Toiletries and Medical Supplies: There is a pharmacy on island, but I'd recommend bringing an adequate supply of any meds you use regularly. Also high SPF sunscreen. Toiletries are available here, but the selections are very limited, so bring your favorite shampoo, cologne, perfume, etc.
Photo Equipment: Bring it! Lots of photo opportunities here. Camcorders and cameras are allowed and picture taking is OK in most areas.
Camping/Beach/Outdoor Gear: Swimsuits, DARK SUNGLASSES, dive/snorkeling mask, swim fins, and maybe a shorty wet suit or just a dive skin. The water is warm and you shouldn't need any thermal protection, just something to ward off scrapes & the occasional jellyfish. Bring or you can buy goodie bags for collecting stuff. If you scuba dive, bring regulator and weight belt without any weights; these are available here and the scuba club supplies tanks...you have to be a member, but you can join as a guest for a very nominal fee and get unlimited air.
One thing to do while you are here is to visit some of the lesser-known islands in the atoll.
You can fly free on a space-available basis on the commuter planes (19-pax turboprops) to Roi-Namur for a day or over the weekend. Roi is in a far more natural state than is Kwaj. Here, you can find the infamous coconut crab, real jungles, WWII Japanese bunkers, etc.
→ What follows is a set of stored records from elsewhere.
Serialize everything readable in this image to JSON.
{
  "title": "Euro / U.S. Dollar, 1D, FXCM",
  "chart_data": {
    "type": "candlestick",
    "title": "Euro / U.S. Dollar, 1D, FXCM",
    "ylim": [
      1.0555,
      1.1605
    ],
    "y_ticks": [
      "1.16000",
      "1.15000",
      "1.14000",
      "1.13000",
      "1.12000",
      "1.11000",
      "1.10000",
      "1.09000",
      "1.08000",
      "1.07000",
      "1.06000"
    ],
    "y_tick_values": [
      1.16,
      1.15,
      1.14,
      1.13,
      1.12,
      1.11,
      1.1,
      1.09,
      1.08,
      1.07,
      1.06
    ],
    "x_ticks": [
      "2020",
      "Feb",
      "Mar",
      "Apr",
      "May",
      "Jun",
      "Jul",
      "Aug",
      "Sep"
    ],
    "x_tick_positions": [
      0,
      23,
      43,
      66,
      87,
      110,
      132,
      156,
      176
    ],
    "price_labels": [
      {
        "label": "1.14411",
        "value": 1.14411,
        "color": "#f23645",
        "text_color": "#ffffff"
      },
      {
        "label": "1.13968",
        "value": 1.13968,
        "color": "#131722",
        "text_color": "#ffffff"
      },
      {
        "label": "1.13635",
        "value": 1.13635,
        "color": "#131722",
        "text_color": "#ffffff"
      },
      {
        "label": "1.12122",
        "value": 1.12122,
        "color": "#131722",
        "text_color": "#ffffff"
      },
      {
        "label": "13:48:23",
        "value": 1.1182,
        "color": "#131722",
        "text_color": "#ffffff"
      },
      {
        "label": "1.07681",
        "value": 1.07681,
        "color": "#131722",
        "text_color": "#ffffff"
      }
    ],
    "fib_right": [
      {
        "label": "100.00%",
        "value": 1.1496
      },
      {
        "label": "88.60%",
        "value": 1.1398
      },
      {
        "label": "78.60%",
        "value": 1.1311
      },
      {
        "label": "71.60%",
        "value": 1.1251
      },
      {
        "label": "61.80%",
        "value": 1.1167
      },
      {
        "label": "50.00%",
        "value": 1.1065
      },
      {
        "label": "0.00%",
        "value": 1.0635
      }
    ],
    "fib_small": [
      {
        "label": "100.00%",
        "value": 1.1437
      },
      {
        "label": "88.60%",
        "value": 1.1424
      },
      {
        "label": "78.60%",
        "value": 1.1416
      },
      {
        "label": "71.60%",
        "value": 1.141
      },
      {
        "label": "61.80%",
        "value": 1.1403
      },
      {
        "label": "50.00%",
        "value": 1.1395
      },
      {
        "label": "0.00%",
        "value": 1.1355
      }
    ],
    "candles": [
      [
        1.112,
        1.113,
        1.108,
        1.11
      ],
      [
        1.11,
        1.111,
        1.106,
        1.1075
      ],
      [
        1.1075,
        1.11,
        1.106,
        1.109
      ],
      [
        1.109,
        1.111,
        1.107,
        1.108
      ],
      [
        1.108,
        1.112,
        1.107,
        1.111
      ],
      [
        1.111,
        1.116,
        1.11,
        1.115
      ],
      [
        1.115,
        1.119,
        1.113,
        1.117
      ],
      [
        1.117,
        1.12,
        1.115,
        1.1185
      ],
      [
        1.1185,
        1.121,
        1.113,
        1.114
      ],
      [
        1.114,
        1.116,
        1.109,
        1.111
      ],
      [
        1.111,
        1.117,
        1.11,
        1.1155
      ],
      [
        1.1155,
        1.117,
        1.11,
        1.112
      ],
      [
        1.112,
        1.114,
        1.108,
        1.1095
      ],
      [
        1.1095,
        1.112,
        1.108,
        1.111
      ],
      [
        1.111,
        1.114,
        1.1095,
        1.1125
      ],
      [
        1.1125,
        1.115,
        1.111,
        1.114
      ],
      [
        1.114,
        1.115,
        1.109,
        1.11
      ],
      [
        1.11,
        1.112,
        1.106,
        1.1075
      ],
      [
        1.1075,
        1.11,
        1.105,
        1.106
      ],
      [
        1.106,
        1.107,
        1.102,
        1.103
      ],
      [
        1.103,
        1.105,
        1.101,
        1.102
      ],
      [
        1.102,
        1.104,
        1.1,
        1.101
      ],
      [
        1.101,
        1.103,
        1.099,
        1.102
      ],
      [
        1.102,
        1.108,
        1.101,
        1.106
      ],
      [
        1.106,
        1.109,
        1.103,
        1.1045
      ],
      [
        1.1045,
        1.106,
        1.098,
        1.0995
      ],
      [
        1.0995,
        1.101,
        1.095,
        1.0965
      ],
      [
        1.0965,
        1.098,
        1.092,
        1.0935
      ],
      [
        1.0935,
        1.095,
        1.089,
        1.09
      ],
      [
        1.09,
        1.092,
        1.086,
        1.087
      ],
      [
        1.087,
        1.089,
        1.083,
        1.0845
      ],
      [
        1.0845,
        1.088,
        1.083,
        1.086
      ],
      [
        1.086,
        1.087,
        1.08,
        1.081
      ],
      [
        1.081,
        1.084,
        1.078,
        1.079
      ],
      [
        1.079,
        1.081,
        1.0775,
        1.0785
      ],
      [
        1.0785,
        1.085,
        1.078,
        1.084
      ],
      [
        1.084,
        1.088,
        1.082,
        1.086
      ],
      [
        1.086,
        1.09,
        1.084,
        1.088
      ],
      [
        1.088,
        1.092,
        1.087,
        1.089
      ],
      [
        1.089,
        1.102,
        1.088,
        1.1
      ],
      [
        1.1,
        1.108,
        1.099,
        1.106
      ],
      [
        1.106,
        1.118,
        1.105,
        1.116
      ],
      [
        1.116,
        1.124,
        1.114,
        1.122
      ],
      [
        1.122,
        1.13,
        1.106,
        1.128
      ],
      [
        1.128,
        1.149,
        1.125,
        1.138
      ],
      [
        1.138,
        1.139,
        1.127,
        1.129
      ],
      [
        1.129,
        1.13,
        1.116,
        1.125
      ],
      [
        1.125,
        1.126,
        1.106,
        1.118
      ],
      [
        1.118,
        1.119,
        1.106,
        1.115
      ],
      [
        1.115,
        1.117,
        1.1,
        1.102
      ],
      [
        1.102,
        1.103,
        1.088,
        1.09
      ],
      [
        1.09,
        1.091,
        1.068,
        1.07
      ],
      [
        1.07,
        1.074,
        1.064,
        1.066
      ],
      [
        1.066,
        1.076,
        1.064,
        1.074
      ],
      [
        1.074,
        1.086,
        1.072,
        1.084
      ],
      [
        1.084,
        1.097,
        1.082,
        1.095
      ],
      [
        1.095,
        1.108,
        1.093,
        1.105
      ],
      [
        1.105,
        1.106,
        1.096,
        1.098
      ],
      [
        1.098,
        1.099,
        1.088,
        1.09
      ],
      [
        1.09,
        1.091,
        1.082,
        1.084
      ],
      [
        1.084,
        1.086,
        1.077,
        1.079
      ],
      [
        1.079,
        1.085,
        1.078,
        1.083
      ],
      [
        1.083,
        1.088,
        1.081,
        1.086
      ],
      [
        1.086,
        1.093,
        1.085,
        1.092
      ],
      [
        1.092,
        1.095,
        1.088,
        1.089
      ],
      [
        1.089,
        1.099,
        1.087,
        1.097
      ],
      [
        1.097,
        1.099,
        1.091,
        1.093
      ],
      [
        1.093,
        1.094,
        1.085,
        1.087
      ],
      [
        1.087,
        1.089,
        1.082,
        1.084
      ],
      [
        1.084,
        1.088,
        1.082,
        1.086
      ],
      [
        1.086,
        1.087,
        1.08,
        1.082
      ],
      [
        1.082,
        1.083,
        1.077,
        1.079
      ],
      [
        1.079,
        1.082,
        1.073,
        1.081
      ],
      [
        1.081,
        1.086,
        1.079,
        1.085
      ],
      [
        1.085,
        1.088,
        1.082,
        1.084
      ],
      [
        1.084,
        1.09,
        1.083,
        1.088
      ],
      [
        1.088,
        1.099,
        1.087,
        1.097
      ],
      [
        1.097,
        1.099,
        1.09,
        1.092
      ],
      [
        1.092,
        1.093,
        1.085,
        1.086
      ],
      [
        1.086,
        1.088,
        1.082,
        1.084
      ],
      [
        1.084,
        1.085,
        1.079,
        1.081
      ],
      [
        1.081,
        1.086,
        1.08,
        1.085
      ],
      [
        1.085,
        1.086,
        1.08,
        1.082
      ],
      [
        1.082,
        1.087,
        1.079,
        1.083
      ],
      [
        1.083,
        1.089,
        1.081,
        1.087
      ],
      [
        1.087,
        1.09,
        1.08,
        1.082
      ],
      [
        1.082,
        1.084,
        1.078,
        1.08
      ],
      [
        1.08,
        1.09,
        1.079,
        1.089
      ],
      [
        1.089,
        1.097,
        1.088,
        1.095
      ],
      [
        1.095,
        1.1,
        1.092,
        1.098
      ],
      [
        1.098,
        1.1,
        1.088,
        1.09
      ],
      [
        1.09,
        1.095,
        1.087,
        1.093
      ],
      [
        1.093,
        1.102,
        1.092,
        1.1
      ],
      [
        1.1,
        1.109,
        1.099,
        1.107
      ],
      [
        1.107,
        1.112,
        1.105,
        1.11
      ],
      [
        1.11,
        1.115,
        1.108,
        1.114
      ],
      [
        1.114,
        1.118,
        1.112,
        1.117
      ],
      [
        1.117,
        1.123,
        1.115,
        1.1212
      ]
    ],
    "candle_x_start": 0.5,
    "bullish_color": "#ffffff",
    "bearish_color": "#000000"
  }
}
The underwater stuff is more pristine than Kwaj. There are several Japanese planes you can dive on as well. They are planning to charge $15 each way for this trip to non-workers / non-official business in the near future, but it has not been implemented yet.
Another option, also free, is to take the huge catamaran trip to Meck. It's a 55-minute trip to an island that is visited even less than Roi. There are cvurrently few restrictions on where you can go on Meck, and you could see the launch complex, beachcomb or maybe go snorkeling off the tiny lagoon-side beach.
It is also possible to take a boat to some of the uninhabited islands within the atoll, you just have to go thru the formaility of getting written permission from the Marshallese government representative at the Host Nations office. I think there may be a nominal charge for this, like $5 or so.